So I’m sound asleep Tuesday morning, like usual. Okay, maybe it was late Tuesday morning, but whatever. It’s not like you’re surprised by that, right? And all of a sudden I hear the doorbell ring. And without a moment’s hesitation, decide to ignore it.
Back when we lived in the last house on a dead-end gravel road in nowhere’sville, I could hear visitors coming to the house from the gravel crunch of their cars. It happened about once a month. It was usually someone lost who turned around in our driveway and turned away. The only door-to-door folks I ever actually saw at the house during the day were Jehovah’s Witnesses. Since moving “to town” 18 months ago, the people ringing the doorbell during the day has increased exponentially. And you know what? I almost never want to talk to them! Sometimes up to three times a day. A minimum of twice a week. I kid you not.

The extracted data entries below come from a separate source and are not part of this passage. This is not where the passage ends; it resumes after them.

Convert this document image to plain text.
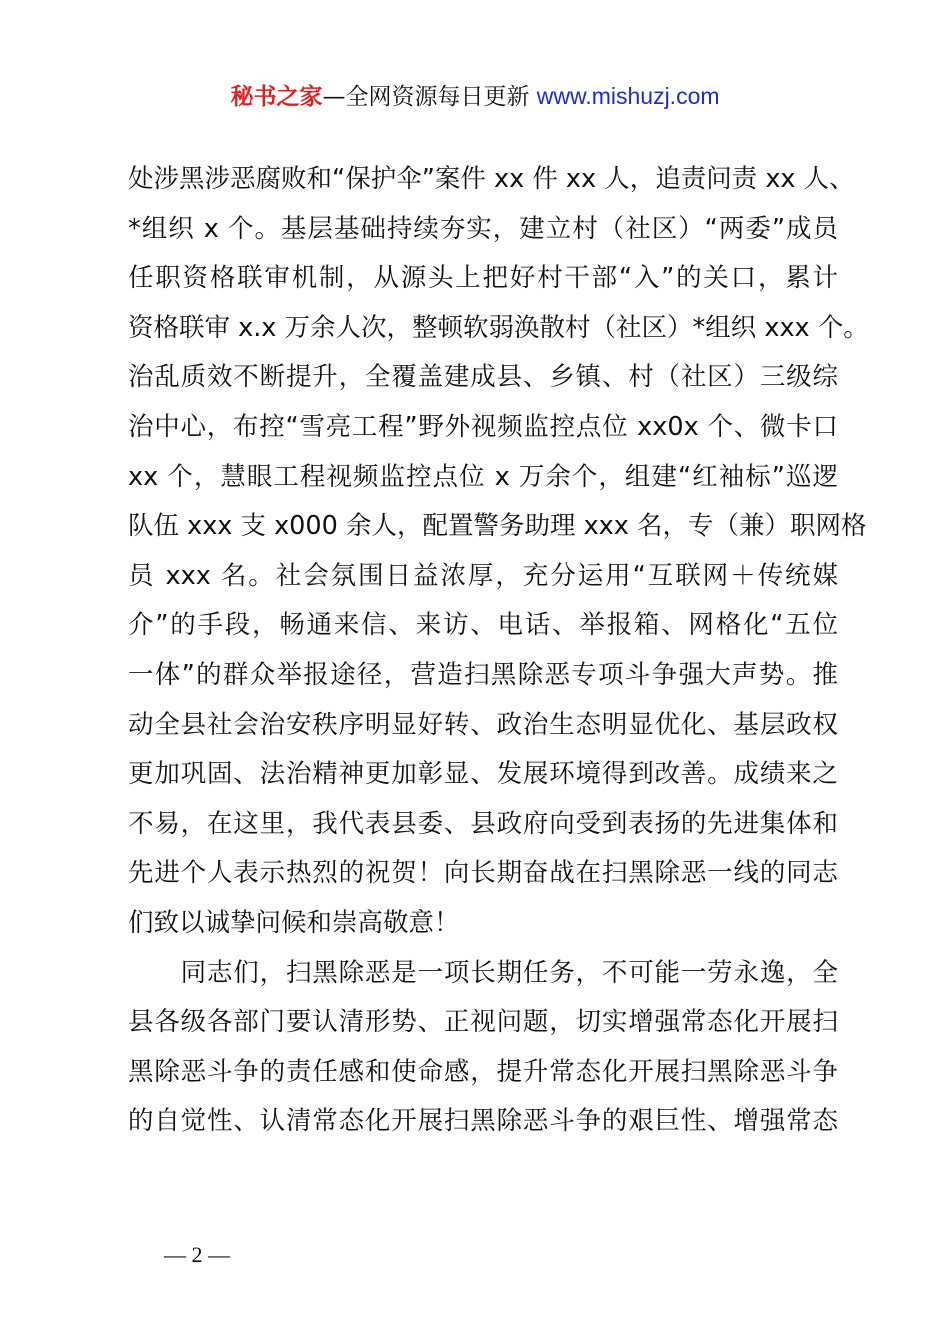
秘书之家—全网资源每日更新 www.mishuzj.com
处涉黑涉恶腐败和“保护伞”案件 xx 件 xx 人，追责问责 xx 人、
*组织 x 个。基层基础持续夯实，建立村（社区）“两委”成员
任职资格联审机制，从源头上把好村干部“入”的关口，累计
资格联审 x.x 万余人次，整顿软弱涣散村（社区）*组织 xxx 个。
治乱质效不断提升，全覆盖建成县、乡镇、村（社区）三级综
治中心，布控“雪亮工程”野外视频监控点位 xx0x 个、微卡口
xx 个，慧眼工程视频监控点位 x 万余个，组建“红袖标”巡逻
队伍 xxx 支 x000 余人，配置警务助理 xxx 名，专（兼）职网格
员 xxx 名。社会氛围日益浓厚，充分运用“互联网＋传统媒
介”的手段，畅通来信、来访、电话、举报箱、网格化“五位
一体”的群众举报途径，营造扫黑除恶专项斗争强大声势。推
动全县社会治安秩序明显好转、政治生态明显优化、基层政权
更加巩固、法治精神更加彰显、发展环境得到改善。成绩来之
不易，在这里，我代表县委、县政府向受到表扬的先进集体和
先进个人表示热烈的祝贺！向长期奋战在扫黑除恶一线的同志
们致以诚挚问候和崇高敬意！
　　同志们，扫黑除恶是一项长期任务，不可能一劳永逸，全
县各级各部门要认清形势、正视问题，切实增强常态化开展扫
黑除恶斗争的责任感和使命感，提升常态化开展扫黑除恶斗争
的自觉性、认清常态化开展扫黑除恶斗争的艰巨性、增强常态
— 2 —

So ignoring it was absolutely the right thing to do. As I’m drifting back to blissful sleep…I hear something else…the squirrels on the roof again?? Grrr. The dogs hear it too and start barking. The squirrel sounds like it’s gained weight. Like 150 pounds of weight. Whaaaa?
This, I can not ignore. Someone’s clearly trying to break into my house via my chimney, and Santa’s the only one allowed that entrance. I stumble into the bright light of day, my hair roughly akin to Medusa, mis-matched jammies, and really grumpy. And there he is. A man on my roof. A chipper man on my roof, smiling and CHIPPER. I want to push him off the roof. Instead…”You’re on my roof.”
“I’m sorry, I didn’t mean to alarm you.”
“WHY are you on my roof?”
“Um, Cynthia Somethingorother?”
“904 Street Name?”
“OH BOY…I don’t suppose you want a free roof estimate??”
Yup, Roofing Dude had the wrong roof. Now the ultimate irony of this is, when I told Mom all about it, the first thing she had to say was, “Did you get an estimate?”